What is it?
This ancient Chinese bronze bell is one of a set of four. It is decorated with birds forming a suspension loop, coiled serpents as bosses, and dragons on the bottom panel. Each bell in the group is of a different size (this one measures 66.4cm in height and 47cm in width) and each produces a different note when struck by a mallet. This type of bell, known as a bo, was developed between 1300 and 800 BC in China’s Yangtze River valley and would have been suspended mouth-down from a rack. This particular bo is later in date, originating in the Eastern Zhou dynasty in the late Spring and Autumn period, c.500-450 BC.
Where was it found, and when?
The bell entered the Freer Gallery of Art’s collection in 1941. It was bought from a dealer, but his stock cards contain no clues as to when or where it was found. Bells from the same group were acquired by other US museums in the late 1930s and early 1940s. The earliest acquisition was in 1938, when the Buckingham family donated their bell to the Art Institute of Chicago. The Buckinghams often held onto their purchases for a short period before giving them to the Institute, so it is thought that the bell set was unearthed in the mid-1930s, if not before.

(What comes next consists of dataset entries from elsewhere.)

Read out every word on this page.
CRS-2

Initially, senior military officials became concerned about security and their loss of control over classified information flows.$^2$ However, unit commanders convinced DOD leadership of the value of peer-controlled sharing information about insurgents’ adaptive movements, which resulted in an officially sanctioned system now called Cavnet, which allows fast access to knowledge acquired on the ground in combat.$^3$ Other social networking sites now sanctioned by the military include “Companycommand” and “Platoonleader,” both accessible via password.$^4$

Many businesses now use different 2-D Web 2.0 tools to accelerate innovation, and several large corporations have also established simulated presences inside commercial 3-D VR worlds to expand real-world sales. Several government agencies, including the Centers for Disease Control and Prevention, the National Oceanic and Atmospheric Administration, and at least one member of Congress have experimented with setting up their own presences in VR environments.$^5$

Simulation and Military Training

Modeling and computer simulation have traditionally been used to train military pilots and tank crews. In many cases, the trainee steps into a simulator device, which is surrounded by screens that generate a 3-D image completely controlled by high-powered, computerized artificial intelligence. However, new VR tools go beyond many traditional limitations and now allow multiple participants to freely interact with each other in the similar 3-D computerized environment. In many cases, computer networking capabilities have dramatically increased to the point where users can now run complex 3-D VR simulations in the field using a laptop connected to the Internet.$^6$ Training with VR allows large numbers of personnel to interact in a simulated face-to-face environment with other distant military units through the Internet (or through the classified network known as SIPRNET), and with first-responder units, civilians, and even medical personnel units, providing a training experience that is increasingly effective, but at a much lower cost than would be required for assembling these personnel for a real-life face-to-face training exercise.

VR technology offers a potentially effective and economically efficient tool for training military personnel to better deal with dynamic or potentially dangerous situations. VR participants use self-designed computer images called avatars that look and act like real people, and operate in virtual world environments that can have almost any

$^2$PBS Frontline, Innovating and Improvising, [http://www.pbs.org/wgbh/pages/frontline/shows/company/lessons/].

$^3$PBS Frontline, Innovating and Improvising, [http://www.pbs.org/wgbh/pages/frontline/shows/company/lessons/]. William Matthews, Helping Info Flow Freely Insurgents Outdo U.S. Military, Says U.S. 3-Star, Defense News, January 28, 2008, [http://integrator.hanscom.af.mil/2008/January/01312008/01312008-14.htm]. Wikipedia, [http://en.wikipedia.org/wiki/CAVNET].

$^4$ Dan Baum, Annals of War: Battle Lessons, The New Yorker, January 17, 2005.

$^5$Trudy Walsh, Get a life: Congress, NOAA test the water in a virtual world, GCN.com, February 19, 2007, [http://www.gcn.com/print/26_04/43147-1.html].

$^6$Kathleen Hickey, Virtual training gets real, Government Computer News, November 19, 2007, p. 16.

While the findspot of the bo remains a mystery, excavations at the Houma foundry in the Shanxi province have revealed that the group was manufactured in this flourishing production centre. Established in c.585 BC, the bronze foundry was the largest known anywhere in the ancient world, and was the site of large-scale production of major objects for around 150 years. The foundry was excavated between 1955 and the 1960s (although the final report was not published until the 1990s), and tens of thousands of ceramic fragments of models and moulds were uncovered. Many of these match surviving bronze objects, such as this bo and the others in its group.
Why does it matter?
Bells were among the earliest objects to be cast in bronze in China (a practice that was under way by 1600 BC) and they became an important part of Bronze Age court life. Between the 6th and 4th centuries BC, there were a number of powerful local courts who competed with one another, not just on the battlefield, but in the cultural sphere too. Music was a key part in this display of superiority, with courts having their own orchestras and instruments, like the bo, as showpieces.
The scale of the works at Houma shows that bronze items were in high demand at this time. The foundry was controlled by the aristocratic rulers of the state of Jin, and the artefacts cast there probably came into the hands of their owners through involvement with the administrators. Elite objects in particular, like the impressive, high-status bells, probably rewarded service to the state. As well as serving as a sign of favour from the rulers, a set of bells would, according to tradition, bring happiness to the family who owned it.
Weighing 61.2kg, this bo is not the largest bell produced, but it still required a considerable amount of the metal, making the set a costly commission. With its elegant decoration, it is a luxury artefact that is emblematic of the height of Chinese bronze production and the status-conferring role these bells would play.
See for yourself
The bell will go on display in the long-term exhibition Resound: Ancient Bells of China at the Smithsonian’s newly reopened Arthur M Sackler Gallery from 14 October 2017.